Project team: Claus Benjamin Freyinger, Andrew Holder, Trenman Yau, Anthony Chu, Kenji Hattori-Forth, Remi McClain, See Hong Quek, Jonathan Rieke, Morgan Starkey
The Los Angeles Design Group (The LADG) has completed House in Los Angeles 1, a multifaceted art studio and residential compound for a pair of professional visual artists, a painter and a photographer.
The project comprises an addition to the clients’ existing mid-century home, a guest house that provides studio space for their work, and dedicated structures for exhibitions and events during which guests can move seamlessly between indoor and outdoor space. Situated in the middle of a deep residential block in Los Angeles’s Highland Park neighborhood, the compound’s four structures are joined to the street by a long drive and scatter fluidly across the expansive half-acre hilltop lot, redefining traditionally compact, front-facing suburban architecture across Los Angeles.

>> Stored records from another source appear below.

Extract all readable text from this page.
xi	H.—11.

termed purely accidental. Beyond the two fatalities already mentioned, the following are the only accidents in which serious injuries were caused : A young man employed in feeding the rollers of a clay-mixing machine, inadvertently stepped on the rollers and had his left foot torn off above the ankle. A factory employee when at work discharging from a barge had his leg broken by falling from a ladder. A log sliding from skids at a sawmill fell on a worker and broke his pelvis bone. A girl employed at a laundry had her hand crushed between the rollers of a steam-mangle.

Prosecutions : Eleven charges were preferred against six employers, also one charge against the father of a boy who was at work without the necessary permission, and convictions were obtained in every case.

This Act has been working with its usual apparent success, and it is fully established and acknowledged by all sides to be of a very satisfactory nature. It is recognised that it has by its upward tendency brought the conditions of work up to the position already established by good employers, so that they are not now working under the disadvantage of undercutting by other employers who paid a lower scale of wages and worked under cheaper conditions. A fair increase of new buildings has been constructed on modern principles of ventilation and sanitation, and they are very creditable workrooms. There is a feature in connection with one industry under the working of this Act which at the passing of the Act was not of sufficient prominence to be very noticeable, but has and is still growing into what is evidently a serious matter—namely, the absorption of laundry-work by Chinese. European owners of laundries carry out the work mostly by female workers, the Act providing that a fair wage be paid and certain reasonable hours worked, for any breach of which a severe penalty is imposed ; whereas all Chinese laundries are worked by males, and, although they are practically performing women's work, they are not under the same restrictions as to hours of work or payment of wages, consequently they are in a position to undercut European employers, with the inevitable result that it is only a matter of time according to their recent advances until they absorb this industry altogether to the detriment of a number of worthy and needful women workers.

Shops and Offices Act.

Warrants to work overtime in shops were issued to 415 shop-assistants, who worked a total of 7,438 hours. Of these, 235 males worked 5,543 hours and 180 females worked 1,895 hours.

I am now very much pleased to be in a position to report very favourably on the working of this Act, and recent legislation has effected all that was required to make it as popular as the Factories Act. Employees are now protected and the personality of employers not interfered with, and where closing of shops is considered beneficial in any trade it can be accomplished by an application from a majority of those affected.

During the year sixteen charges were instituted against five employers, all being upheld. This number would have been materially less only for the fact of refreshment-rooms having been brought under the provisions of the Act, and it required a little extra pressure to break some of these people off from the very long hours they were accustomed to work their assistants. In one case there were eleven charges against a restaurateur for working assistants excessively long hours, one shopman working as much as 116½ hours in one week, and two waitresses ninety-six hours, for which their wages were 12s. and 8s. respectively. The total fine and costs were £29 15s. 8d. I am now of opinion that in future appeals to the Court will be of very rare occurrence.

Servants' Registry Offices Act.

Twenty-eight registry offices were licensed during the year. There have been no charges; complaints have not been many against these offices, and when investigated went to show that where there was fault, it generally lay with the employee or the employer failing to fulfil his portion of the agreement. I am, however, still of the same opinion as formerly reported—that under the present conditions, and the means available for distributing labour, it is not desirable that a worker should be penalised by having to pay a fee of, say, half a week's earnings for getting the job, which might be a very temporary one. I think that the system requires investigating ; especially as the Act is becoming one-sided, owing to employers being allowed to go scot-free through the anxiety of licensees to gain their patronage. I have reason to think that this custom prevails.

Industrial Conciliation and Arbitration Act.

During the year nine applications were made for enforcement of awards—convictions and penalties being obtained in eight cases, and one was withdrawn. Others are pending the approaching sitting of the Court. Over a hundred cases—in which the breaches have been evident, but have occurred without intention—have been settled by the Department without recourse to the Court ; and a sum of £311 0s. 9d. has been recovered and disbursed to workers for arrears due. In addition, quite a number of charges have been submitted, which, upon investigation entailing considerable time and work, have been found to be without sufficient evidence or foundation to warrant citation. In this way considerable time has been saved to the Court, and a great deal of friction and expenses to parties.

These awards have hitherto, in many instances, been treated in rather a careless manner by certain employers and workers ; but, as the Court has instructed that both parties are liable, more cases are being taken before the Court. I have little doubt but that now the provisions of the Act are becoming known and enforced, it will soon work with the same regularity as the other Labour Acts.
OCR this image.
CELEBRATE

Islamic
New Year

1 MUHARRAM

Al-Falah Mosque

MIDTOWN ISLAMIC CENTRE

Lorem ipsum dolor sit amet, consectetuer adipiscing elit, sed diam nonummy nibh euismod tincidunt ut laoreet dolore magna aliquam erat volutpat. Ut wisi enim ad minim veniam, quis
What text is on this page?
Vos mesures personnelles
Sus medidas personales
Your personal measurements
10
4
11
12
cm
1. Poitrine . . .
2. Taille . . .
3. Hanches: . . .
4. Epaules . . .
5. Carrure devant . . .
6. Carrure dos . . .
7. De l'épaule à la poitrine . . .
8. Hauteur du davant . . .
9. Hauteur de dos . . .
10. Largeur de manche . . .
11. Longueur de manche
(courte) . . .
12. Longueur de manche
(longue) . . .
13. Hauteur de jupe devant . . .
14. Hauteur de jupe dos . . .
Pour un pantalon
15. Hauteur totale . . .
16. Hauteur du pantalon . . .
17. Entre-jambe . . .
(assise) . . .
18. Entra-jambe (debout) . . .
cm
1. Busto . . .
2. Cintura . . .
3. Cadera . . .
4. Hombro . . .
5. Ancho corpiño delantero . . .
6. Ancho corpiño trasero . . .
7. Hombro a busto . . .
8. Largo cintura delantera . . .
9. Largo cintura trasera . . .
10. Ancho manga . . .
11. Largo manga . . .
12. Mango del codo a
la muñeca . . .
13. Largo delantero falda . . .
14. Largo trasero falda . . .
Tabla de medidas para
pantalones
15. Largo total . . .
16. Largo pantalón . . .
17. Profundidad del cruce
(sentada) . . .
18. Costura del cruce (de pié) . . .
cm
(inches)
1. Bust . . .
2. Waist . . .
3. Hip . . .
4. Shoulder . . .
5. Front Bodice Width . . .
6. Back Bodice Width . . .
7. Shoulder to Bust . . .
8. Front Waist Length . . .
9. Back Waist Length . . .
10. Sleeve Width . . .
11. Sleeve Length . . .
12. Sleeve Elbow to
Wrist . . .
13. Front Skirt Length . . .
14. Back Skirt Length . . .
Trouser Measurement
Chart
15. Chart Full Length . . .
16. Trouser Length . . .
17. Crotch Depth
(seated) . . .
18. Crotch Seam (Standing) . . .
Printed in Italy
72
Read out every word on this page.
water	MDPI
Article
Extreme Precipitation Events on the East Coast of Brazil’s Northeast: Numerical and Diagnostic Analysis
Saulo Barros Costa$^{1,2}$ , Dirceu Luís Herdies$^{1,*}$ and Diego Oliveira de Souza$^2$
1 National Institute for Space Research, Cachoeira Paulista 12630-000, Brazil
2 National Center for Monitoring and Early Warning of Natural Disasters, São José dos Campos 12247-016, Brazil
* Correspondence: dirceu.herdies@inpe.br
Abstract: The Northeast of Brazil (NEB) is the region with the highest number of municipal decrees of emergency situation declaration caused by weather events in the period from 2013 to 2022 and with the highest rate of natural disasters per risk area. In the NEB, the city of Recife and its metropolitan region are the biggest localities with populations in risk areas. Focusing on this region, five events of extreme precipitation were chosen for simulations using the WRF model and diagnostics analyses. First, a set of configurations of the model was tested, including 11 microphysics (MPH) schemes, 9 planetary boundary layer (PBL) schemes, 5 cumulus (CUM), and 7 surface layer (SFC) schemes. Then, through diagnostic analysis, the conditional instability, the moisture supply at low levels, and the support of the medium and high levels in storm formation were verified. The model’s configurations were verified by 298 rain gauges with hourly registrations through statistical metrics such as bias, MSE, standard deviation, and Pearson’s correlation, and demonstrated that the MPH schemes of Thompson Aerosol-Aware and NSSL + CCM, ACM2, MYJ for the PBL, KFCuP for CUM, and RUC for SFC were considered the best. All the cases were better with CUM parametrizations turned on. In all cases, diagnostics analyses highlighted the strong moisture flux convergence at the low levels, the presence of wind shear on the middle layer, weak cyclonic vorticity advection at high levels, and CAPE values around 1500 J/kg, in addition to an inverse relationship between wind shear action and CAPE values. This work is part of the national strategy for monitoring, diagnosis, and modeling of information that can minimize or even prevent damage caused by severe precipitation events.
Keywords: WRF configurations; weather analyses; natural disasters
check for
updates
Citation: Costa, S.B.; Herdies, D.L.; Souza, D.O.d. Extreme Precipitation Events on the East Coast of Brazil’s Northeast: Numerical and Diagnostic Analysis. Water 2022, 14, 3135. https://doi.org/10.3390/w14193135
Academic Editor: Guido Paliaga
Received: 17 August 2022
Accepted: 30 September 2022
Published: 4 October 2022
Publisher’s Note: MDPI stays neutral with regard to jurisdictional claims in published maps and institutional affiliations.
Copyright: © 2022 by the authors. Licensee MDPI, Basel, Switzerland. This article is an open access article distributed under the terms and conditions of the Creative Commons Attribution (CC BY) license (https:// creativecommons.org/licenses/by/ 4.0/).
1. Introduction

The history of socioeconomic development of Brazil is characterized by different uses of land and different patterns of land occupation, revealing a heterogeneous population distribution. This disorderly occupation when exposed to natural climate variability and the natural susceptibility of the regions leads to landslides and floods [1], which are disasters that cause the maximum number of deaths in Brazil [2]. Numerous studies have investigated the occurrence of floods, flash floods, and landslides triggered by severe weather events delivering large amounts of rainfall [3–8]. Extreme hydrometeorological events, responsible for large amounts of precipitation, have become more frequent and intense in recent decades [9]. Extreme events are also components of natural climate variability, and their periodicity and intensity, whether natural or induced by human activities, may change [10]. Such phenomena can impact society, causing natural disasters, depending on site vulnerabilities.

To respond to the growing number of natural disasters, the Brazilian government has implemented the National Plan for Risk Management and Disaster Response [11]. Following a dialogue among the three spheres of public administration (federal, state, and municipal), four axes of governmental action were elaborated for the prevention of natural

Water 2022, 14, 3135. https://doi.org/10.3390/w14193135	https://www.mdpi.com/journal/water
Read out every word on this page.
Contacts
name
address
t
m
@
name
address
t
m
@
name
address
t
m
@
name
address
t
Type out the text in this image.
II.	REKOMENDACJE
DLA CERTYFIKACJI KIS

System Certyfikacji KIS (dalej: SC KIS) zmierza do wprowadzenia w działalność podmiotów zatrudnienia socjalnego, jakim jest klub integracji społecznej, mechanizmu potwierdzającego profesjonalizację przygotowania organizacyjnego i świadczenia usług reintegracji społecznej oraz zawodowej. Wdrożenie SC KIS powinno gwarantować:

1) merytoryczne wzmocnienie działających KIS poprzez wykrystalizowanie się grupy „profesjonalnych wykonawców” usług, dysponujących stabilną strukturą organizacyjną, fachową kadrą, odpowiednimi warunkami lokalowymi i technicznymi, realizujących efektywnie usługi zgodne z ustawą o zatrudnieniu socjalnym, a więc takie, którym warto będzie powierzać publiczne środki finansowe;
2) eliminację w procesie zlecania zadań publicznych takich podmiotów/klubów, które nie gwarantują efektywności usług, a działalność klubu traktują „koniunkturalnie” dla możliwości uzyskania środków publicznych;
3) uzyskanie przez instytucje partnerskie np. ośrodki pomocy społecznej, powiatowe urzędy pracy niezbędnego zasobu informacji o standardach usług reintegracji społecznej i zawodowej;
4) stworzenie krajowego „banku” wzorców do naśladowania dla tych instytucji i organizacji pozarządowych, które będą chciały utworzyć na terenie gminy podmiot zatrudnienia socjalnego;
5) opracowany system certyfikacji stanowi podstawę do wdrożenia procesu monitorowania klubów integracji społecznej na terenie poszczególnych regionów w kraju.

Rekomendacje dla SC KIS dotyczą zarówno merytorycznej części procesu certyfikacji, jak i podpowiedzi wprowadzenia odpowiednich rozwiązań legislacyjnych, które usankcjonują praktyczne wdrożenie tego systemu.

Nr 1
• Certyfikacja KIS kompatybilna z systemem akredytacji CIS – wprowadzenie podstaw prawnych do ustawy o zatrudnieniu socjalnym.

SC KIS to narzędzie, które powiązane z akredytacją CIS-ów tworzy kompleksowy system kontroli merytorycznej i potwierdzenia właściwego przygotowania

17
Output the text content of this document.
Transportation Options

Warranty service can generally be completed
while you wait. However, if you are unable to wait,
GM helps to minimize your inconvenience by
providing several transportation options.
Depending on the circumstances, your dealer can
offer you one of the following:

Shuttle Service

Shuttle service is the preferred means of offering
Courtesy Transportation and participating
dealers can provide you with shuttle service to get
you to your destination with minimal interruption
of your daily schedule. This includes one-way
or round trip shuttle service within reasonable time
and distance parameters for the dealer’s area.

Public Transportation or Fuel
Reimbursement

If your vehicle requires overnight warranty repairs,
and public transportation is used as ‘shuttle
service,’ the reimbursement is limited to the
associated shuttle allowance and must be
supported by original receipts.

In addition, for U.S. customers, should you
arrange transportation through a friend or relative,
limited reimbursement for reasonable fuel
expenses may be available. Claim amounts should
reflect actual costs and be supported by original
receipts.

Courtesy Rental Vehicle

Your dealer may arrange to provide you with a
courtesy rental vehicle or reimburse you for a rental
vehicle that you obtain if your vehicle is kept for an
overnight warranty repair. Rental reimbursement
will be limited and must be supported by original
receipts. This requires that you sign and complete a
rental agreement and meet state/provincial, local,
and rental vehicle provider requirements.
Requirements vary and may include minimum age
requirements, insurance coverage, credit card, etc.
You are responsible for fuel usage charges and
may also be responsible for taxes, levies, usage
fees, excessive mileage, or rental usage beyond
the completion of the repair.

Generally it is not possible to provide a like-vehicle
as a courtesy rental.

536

“Our project defies and reorganizes some of the architectural tropes associated with LA suburbia,” says Claus Benjamin Freyinger, co-founder and co-principal of The LADG. “It’s not a single house with a unified program, meant to contain a sleeping family at night, who commute off to work and school lives in the morning. It’s a collection of buildings that integrates work, living, and communal activities around the livelihoods of two artists.”
Visually, the various structures are connected by a collection of freestanding walls that were inspired by the site’s existing ranch house—particularly the way it evoked mid-century, post-war “dream homes” designed by Los Angeles architect Cliff May. “May’s residential designs are remarkable because of the way walls and interior elements appear to float free on the ground plane, without simply reiterating the boundary of the roof above,” says Andrew Holder, co-founder and co-principal of The LADG.
Across the site, the assembly of walls take primacy in the design, while the interiors become almost by-products. The result is a matrix of covered structures and walls that extend well beyond them, delineating outdoor corridors and dynamic, versatile spaces for en-plein-air work and social interaction.
For some walls, The LADG borrowed from the plan of May’s designs for his Long Beach tract home development, which emphasizes walls that serve varied functions. Within House in Los Angeles 1, they are arranged across the site to imply interiors, albeit interiors that can be interpreted as extending in all directions. Several walls stretch beyond the bounds of interior space and are packed with storage and utilities like a bathroom, an outdoor shower, large canvas storage, and equipment storage.
Roofs across House in Los Angeles heighten this sense of expansive interiority. They are placed loosely atop the arrangement of walls to shelter the guest house, studio, and a carport/event space, with the eaves also covering nooks and recesses at almost every edge. The arrangement reorganizes the property (inclusive of the original home) into nine bays, each of which is assigned a different activity: studio, courtyard, carport/event space, garden, guest house, courtyard, garden, porch, and main house.
The extreme looseness of the plan is the defining feature, turning the entire site into a series of rooms that stand alone between a smattering of walls, unbound by rooves and disconnected as if standing in a field. As a result, reciprocal relationships emerge between spaces that may be out of view of one another, on opposite sides of a wall. The crenellation in a wall for the bathroom sink and vanity in the studio building, for instance, could be used as a shelf for garden tools when considered from the courtyard side. This reciprocity exists throughout, with little jogs in the compound’s surfaces serving a mundane, programmatic function on one side, and some kind of sculptural, more spontaneous role on another. This versatility responds to the specific desires of the clients as well as, more generally, to the casual indoor-outdoor lifestyle to which Angelenos aspire.
The architecture of House in Los Angeles 1 mirrors this casual approach with apparently loose construction techniques and unassuming materials. The lowest portions of the buildings are made of poured-in-place concrete, with a vertical wood grain patterning from the boards used in the construction process. Above this, the walls are white smooth troweled stucco, while roofs are erected with Last-Time metal.
Inside, surfaces are equally unassuming and reveal the process of making, reflecting the compound’s function as a flexible space for making and showing art. Within the studio, a skin of drywall sits atop exposed studs, affording the client plenty of white wall surface for painting as well as exhibiting finished work for studio visits. “The finish of the studio tries to make surfaces available for the client to use and modify,” says Holder. The ceiling’s exposed beams can also be used to suspend a studio lighting grid, as well as support other features, like shelving, as needed. The darkroom is similarly clad in minimally finished plywood panels, which the client can use and modify flexibly.
This approach, which fuses adaptability and durability, extends to the landscape, where the clients will host art openings and events in the courtyard between the carport and studio, as well as accept and release deliveries of art. Native grasses will be planted in the rear-most yard behind the studio, and yard furniture will accumulate ad-hoc over time as the clients discover the places they enjoy spending parts of their daily routine.
“While much of the conversation about contemporary architecture has shifted to Downtown Los Angeles, we think there is a role for the suburbs in setting the agenda for progressive design,” says Freyinger. “The single-family home has helped define what it means to be an Angelo.”